This is an updated repost from February of 2008:
My teacher gave me a fender. She told me it was “important” to really look at the fender, which she called relative pronouns. Then she gave me two bumpers, front and back. Verbs, she called them, regular and irregular. Important. Then she gave me a steering wheel and a lot of stuff on the dashboard. More pronouns. Very important, was what she said.
My teacher gave me a lot of car parts. But I didn’t know how to put them together. I wanted a car that I could drive around in. So what happened was that when I went to Europe I brought my fender, the two bumpers, and the steering wall and all. But they didn’t help me.
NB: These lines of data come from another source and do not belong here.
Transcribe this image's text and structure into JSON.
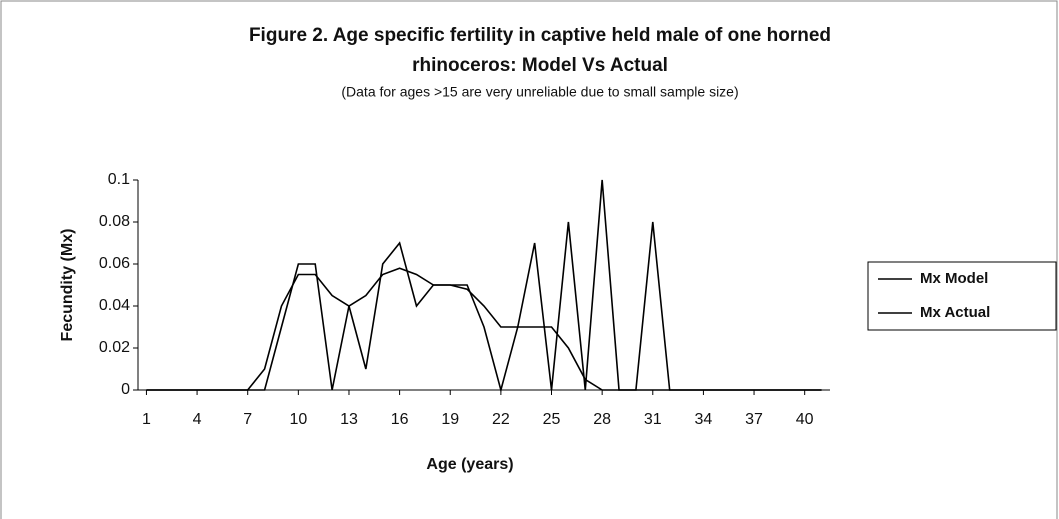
{
  "chart_data": {
    "type": "line",
    "title": [
      "Figure 2. Age specific fertility in captive held male of one horned",
      "rhinoceros: Model Vs Actual"
    ],
    "subtitle": "(Data for ages >15 are very unreliable due to small sample size)",
    "x_label": "Age (years)",
    "y_label": "Fecundity (Mx)",
    "x": [
      1,
      2,
      3,
      4,
      5,
      6,
      7,
      8,
      9,
      10,
      11,
      12,
      13,
      14,
      15,
      16,
      17,
      18,
      19,
      20,
      21,
      22,
      23,
      24,
      25,
      26,
      27,
      28,
      29,
      30,
      31,
      32,
      33,
      34,
      35,
      36,
      37,
      38,
      39,
      40,
      41
    ],
    "series": [
      {
        "name": "Mx Model",
        "color": "#000000",
        "values": [
          0,
          0,
          0,
          0,
          0,
          0,
          0,
          0.01,
          0.04,
          0.055,
          0.055,
          0.045,
          0.04,
          0.045,
          0.055,
          0.058,
          0.055,
          0.05,
          0.05,
          0.048,
          0.04,
          0.03,
          0.03,
          0.03,
          0.03,
          0.02,
          0.005,
          0,
          0,
          0,
          0,
          0,
          0,
          0,
          0,
          0,
          0,
          0,
          0,
          0,
          0
        ]
      },
      {
        "name": "Mx Actual",
        "color": "#000000",
        "values": [
          0,
          0,
          0,
          0,
          0,
          0,
          0,
          0,
          0.03,
          0.06,
          0.06,
          0,
          0.04,
          0.01,
          0.06,
          0.07,
          0.04,
          0.05,
          0.05,
          0.05,
          0.03,
          0,
          0.03,
          0.07,
          0,
          0.08,
          0,
          0.1,
          0,
          0,
          0.08,
          0,
          0,
          0,
          0,
          0,
          0,
          0,
          0,
          0,
          0
        ]
      }
    ],
    "xlim": [
      0.5,
      41.5
    ],
    "xticks": [
      1,
      4,
      7,
      10,
      13,
      16,
      19,
      22,
      25,
      28,
      31,
      34,
      37,
      40
    ],
    "ylim": [
      0,
      0.1
    ],
    "yticks": [
      0,
      0.02,
      0.04,
      0.06,
      0.08,
      0.1
    ],
    "legend": "right"
  }
}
I looked pretty stupid, actually, carrying all those car parts around with me in Strasbourg, France, trying to communicate with people on my Junior Year Abroad through Washington University in St. Louis.
Then, in 2001, my new teacher, Susan Gross, gave me a car, a whole car, and not just a bunch of car parts! I liked it. I liked the idea that I would be able to actually be like Susie and give my French students entire cars so that they could actually get around in any French-speaking country.
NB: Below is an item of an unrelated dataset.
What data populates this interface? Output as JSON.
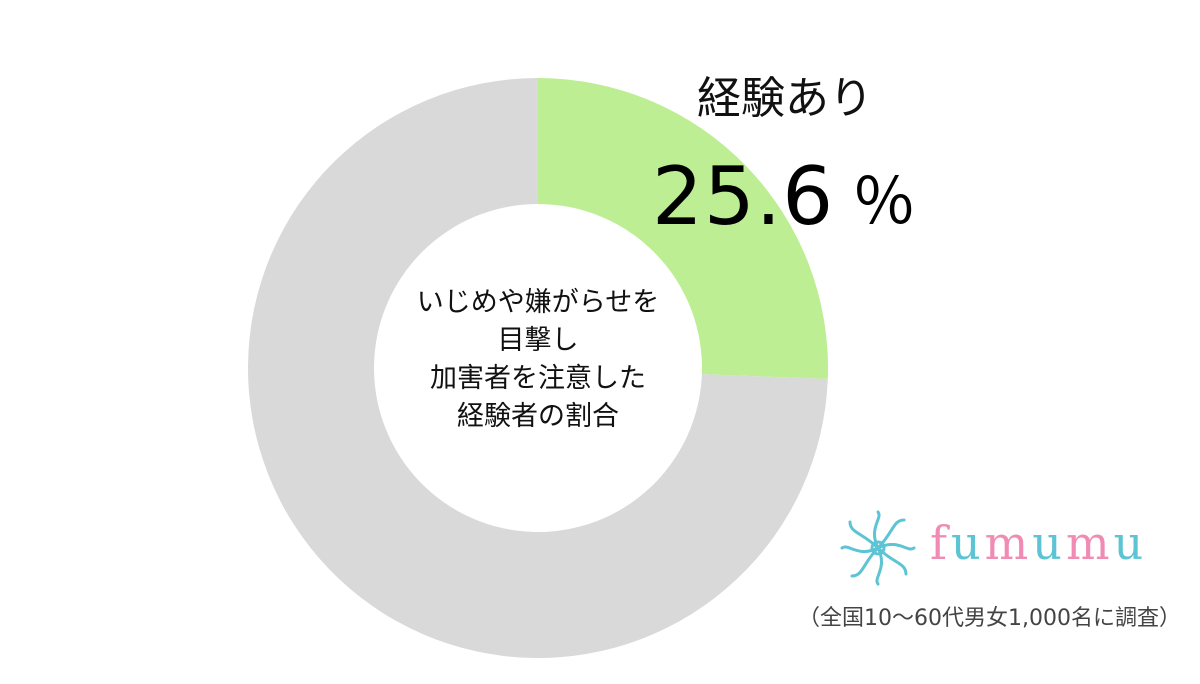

You may want to check out language instruction based on comprehensible input. Your students will love you because you will be giving them an entire car and not just parts of it, since few people know how to assemble a car. Be the first teacher in your school to give your foreign language kids something that will actually get them around in a foreign country….the sleek, powerful, fun-to-drive CI Mobile!
Better than giving your kids the fender, I say!